Other data on Thursday showed a jump in the number of Americans filing for unemployment benefits last week. The underlying trend in jobless claims, however, remained consistent with a tightening labor market.
Gross domestic product expanded at a 3.2 percent annualized rate last quarter, the Commerce Department said in its third GDP estimate for the period. While that was slightly down from the 3.3 percent reported last month, it was the quickest pace since the first quarter of 2015 and was a pickup from the second quarter's 3.1 percent growth rate.
It also marked the first time since 2014 that the economy experienced growth of 3 percent or more for two straight quarters. But the expansion in the July-September period likely overstated the health of the economy.
An alternate measure of growth, gross domestic income, rose at a 2.0 percent rate in the third quarter. GDI was previously reported to have increased at a 2.5 percent rate.
The average of GDP and GDI, also referred to as gross domestic output and considered a better measure of economic growth, increased at a 2.6 percent rate instead of the previously reported 2.9 percent.
Republicans in the U.S. Congress this week approved a broad package of tax cuts in what was the largest overhaul of the tax code in 30 years, handing President Donald Trump a major legislative victory. Trump is expected to soon sign the legislation, which has $1.5 trillion in tax cuts.
Economists are forecasting a modest economic boost from the overhaul, which includes slashing the corporate income tax rate to 21 percent from 35 percent. The fiscal stimulus will come while the economy is at full employment, which raises the risk of it overheating.
"Longer run, the tax cuts will add little to the economy but will add significantly to the government's deficits and debt load," said Mark Zandi, chief economist at Moody's Analytics in West Chester, Pennsylvania.
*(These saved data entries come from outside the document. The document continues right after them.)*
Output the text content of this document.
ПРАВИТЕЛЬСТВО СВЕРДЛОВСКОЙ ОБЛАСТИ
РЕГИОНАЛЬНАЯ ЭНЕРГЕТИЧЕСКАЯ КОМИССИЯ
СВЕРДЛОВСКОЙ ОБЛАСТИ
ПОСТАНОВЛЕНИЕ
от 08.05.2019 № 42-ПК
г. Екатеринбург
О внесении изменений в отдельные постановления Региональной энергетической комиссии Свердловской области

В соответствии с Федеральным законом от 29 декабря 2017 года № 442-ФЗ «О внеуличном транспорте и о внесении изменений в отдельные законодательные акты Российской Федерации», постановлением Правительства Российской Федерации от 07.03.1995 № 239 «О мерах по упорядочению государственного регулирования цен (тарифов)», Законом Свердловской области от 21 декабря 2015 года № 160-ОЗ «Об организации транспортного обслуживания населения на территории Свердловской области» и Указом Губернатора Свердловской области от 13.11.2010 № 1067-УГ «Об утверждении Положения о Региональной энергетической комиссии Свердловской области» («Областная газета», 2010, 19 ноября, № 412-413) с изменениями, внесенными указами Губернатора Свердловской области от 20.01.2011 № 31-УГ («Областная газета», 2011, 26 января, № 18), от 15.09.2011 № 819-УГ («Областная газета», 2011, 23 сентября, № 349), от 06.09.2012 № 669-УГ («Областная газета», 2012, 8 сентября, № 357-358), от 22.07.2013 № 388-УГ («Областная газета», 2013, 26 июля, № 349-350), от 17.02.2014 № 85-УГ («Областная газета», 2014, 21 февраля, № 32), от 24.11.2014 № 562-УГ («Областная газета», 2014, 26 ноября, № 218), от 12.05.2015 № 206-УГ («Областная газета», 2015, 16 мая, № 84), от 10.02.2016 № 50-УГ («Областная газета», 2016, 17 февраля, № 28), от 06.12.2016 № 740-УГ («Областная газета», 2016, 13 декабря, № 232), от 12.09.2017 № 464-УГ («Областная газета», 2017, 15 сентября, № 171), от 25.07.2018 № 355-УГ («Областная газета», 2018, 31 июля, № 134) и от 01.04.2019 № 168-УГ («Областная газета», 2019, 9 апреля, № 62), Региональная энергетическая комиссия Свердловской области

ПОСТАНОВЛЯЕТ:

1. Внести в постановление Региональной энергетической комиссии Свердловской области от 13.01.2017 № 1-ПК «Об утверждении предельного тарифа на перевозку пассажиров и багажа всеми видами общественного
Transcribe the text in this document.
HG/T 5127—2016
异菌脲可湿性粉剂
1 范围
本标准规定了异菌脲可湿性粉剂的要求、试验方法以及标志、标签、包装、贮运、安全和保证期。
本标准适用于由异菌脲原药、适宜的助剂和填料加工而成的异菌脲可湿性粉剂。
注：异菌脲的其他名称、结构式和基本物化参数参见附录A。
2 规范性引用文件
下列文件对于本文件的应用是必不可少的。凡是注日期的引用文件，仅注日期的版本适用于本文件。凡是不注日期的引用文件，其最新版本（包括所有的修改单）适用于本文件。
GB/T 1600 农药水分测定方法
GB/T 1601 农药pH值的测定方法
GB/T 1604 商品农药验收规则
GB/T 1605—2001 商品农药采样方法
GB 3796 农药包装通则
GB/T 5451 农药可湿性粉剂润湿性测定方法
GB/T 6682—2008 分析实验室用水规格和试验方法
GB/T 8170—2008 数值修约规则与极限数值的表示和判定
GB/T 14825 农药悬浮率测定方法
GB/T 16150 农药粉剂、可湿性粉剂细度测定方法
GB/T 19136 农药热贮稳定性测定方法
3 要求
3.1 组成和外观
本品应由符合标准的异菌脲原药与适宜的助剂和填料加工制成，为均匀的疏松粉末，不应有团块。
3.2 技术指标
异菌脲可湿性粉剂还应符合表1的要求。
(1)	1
Prices of U.S. Treasuries mostly held steady at higher levels after the data, while the dollar pared gains against the yen and euro. U.S. stock index futures were trading slightly higher.
ROBUST BUSINESS SPENDING
Growth in the third quarter was also boosted by an accumulation of unsold goods and a rebound in government investment. Growth in business investment in equipment was raised to a 10.8 percent pace, the fastest in three years, from the previously reported 10.4 percent.
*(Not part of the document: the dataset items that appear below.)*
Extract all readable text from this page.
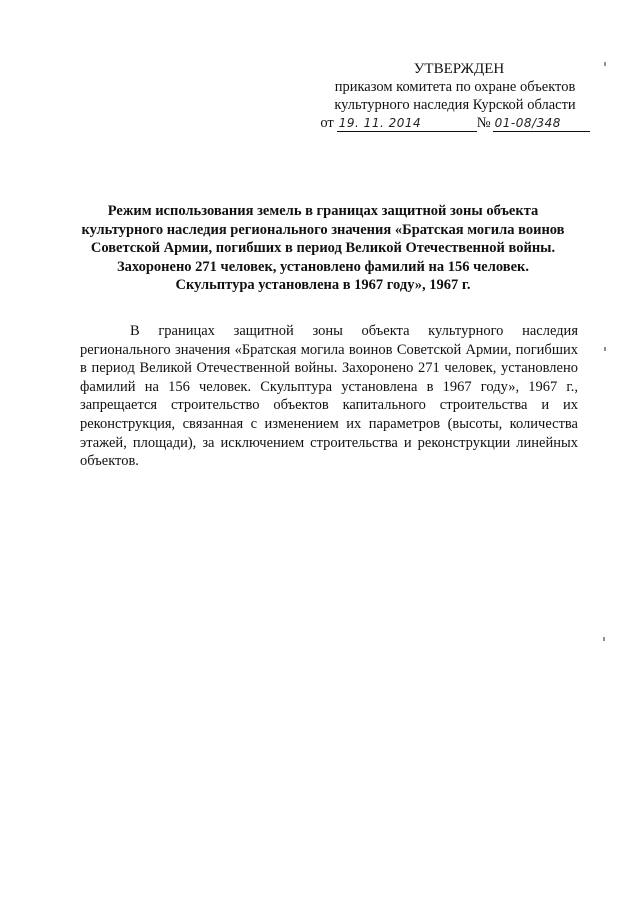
УТВЕРЖДЕН
приказом комитета по охране объектов
культурного наследия Курской области
от 19. 11. 2014	№ 01-08/348
Режим использования земель в границах защитной зоны объекта культурного наследия регионального значения «Братская могила воинов Советской Армии, погибших в период Великой Отечественной войны. Захоронено 271 человек, установлено фамилий на 156 человек. Скульптура установлена в 1967 году», 1967 г.

В границах защитной зоны объекта культурного наследия регионального значения «Братская могила воинов Советской Армии, погибших в период Великой Отечественной войны. Захоронено 271 человек, установлено фамилий на 156 человек. Скульптура установлена в 1967 году», 1967 г., запрещается строительство объектов капитального строительства и их реконструкция, связанная с изменением их параметров (высоты, количества этажей, площади), за исключением строительства и реконструкции линейных объектов.
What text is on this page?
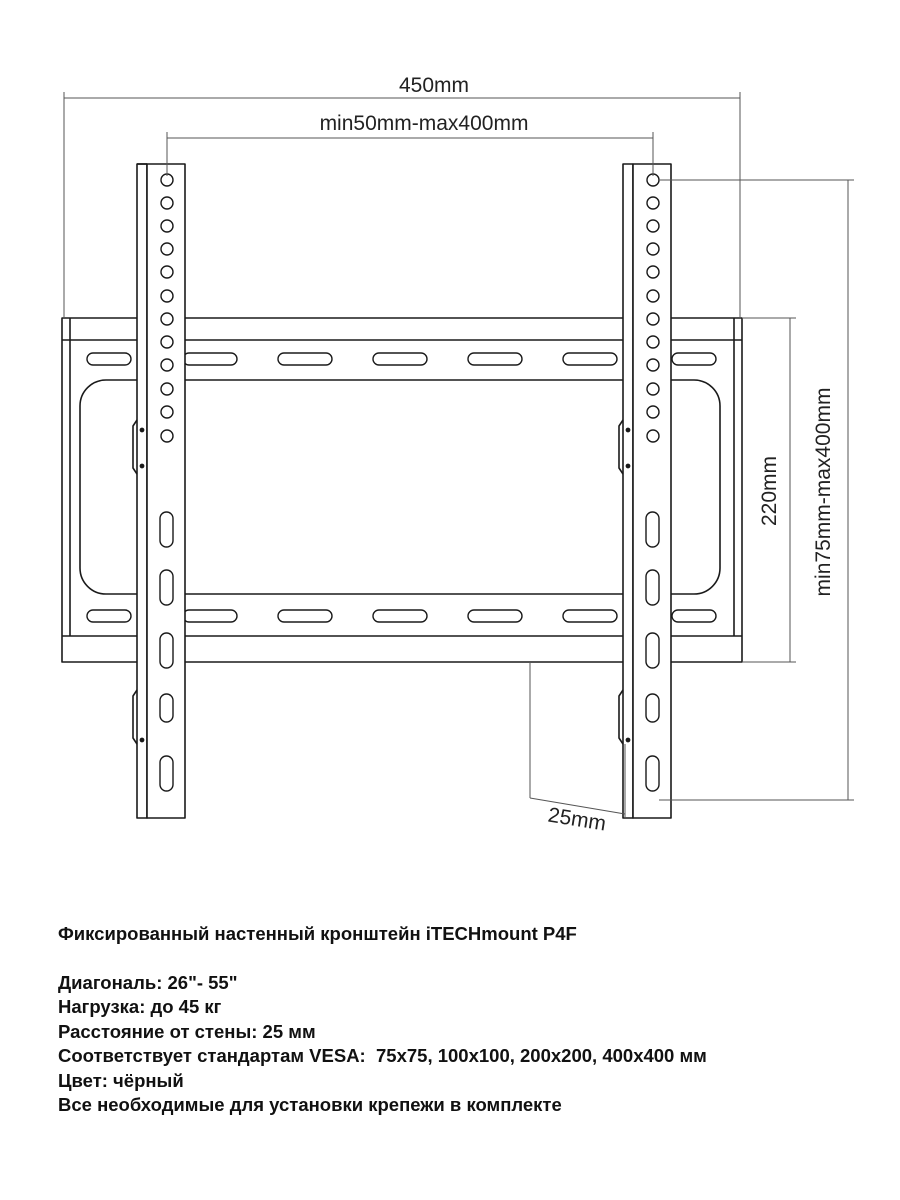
450mm
min50mm-max400mm
220mm min75mm-max400mm
25mm
Фиксированный настенный кронштейн iTECHmount P4F
Диагональ: 26"- 55"
Нагрузка: до 45 кг
Расстояние от стены: 25 мм
Соответствует стандартам VESA:  75х75, 100х100, 200х200, 400х400 мм
Цвет: чёрный
Все необходимые для установки крепежи в комплекте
Growth in consumer spending, which accounts for more than two-thirds of the U.S. economy, was revised down by one-tenth of a percentage point to a 2.2 percent rate in the third quarter. Consumer spending increased at a robust 3.3 percent rate in the second quarter.
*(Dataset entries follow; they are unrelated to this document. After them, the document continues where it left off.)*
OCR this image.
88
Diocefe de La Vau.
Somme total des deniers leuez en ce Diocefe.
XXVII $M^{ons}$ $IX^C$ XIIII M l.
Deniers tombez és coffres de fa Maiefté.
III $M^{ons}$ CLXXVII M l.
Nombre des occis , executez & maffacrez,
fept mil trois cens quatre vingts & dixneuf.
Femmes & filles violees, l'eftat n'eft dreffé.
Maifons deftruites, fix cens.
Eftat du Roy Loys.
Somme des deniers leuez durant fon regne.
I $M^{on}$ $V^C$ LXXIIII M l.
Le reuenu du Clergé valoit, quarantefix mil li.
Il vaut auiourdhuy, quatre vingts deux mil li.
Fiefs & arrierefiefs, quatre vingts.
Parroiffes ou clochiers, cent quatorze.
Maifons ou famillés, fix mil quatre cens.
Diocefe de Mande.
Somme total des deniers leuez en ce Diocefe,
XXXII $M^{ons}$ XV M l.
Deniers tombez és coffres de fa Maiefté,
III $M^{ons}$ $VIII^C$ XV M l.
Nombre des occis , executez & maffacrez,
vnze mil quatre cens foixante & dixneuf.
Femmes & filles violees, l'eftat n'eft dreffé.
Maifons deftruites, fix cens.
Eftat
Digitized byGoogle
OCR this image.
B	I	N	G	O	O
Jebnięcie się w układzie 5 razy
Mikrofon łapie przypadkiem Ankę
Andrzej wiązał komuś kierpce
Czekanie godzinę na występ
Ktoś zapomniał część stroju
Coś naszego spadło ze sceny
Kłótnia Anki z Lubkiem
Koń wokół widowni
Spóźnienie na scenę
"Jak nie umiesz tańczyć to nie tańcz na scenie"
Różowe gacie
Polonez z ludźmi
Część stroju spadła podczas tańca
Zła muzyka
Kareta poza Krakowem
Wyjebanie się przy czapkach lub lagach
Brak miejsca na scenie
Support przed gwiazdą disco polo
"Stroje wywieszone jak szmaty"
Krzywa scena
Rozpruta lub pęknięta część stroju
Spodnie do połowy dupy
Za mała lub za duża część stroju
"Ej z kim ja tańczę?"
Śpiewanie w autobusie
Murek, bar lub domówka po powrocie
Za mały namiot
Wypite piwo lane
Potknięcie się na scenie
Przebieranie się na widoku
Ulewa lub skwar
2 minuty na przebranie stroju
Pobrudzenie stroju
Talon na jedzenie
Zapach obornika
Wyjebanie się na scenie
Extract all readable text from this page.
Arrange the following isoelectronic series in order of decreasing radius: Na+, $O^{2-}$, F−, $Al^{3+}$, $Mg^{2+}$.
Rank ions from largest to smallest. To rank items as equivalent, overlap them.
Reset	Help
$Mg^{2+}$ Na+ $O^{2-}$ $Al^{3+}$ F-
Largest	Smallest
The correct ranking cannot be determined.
The government said after-tax corporate profits surged at a 5.7 percent rate last quarter instead of the previously reported 5.8 percent. Profits rose at only a 0.1 percent pace in the second quarter. Undistributed profits jumped at a 13.9 percent rate after declining for two straight quarters, suggesting that companies were anticipating deep tax cuts.
In a separate report, the Labor Department said initial claims for state unemployment benefits rose 20,000 to a seasonally adjusted 245,000 for the week ended Dec. 16.
Last week marked the 146th straight week that claims remained below the 300,000 threshold, which is associated with a strong labor market. That is the longest such stretch since 1970, when the labor market was smaller.
The labor market is near full employment, with the jobless rate at a 17-year low of 4.1 percent. Labor market tightness and a strengthening economy encouraged the Federal Reserve to increase interest rates last week for a third time this year. The U.S. central bank has forecast three rate hikes for 2018.
Last week, the four-week moving average of initial claims, considered a better measure of labor market trends as it irons out week-to-week volatility, rose only 1,250 to 236,000.
The claims data covered the survey period for December's nonfarm payrolls. The four-week average of claims fell 4,000 between the November and December survey weeks, suggesting another month of strong job growth.
The economy added 228,000 jobs in November. It needs to create 75,000 to 100,000 jobs per month to keep up with growth in the working-age population.